Friday, August 27, 2010

Telemetry Cardiac Monitoring System Unit Picture: Wow!

At the center of every hospital's telemetry cardiac monitoring support system are the men and women who sit in front of these telemetry cardiac monitors 24 hours a day, seven days a week.  I have no idea what all these green, orange, purple and yellow sticky tags are for in the picture below.  It looks like organized chaos to me.  I'm sure there is a method to the madness. 

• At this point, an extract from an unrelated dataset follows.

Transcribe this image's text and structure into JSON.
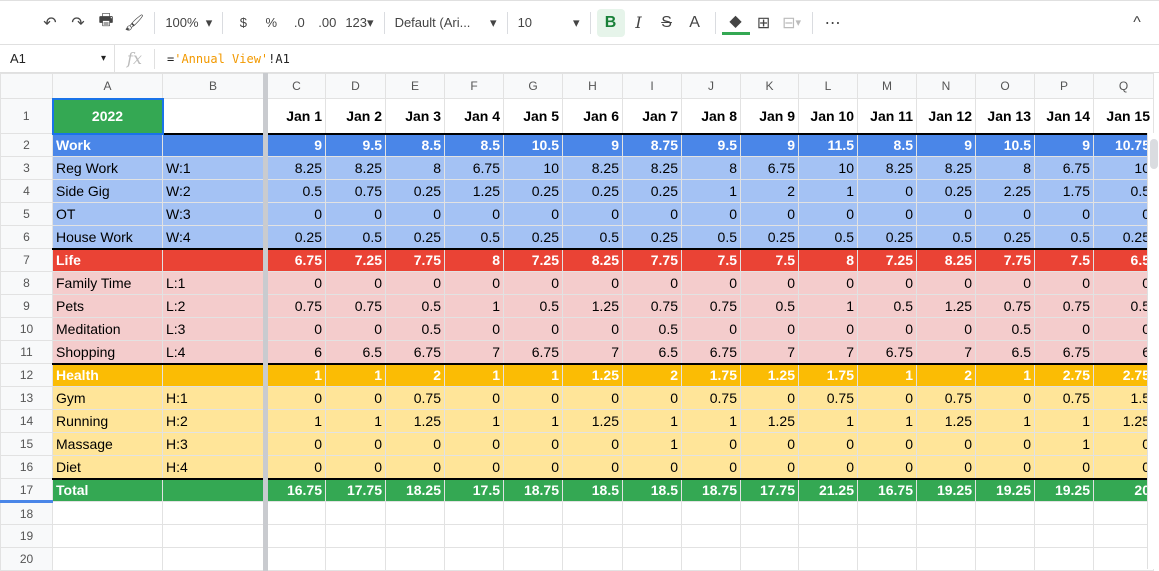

This is nothing like the central telemetry cardiac monitoring support at the VA hospital I trained at ten years ago. Their idea was to slap a bunch of telemetry monitors in the nurses station 20 feet away from the break room with no 24 hour support staff.  Guess what happened if the patient went into sustained ventricular tachycardia.  The monitor would start beeping but nobody would pay attention, because the darn things were beeping all day long and there was nobody sitting there watching deadily heart rhythms fly by.

Contrast that with this monitoring system were nothing gets past them.  Lord knows I've had my fair share of 3 am calls from the floor nurse letting me know that the telemetry nurse experts called to notify her of a one beat run of SVT and asking me what I want to do about it.  That's when it's time to discontinue the telemetry.  

We put way too many people on telemetry in the hospital.  Why,  I ask.  Why do we do it?  We are just going to find something we don't want to find.  What are we going to do about that 17 beat asymptomatic burst of SVT in an 87 year old admitted with cellulitis? Nothing.  Just leave it alone.  And all those cardiac patients with paced rhythms.  Day after day after day of paced telemetry rhythm strips.  For the love of God, just stop it already. Do you know how much money we are wasting every day we write for telemetry?   Just stop it already. 


One thing our hospitalist group has done is implement a daily telemetry check list we evaluate on our morning rounds to decide whether telemetry should be discontinued on that day.  Reducing telemetry usage is one of the things I'd like to implement in my desires for a hospital wide daily medical checklist.  On a side note, you didn't think I would ignore that delicious piece of fruit sitting at the counter, did you?  I thought  food and drink was prohibited at the nurses station.  Do you tele folks get a policy waiver?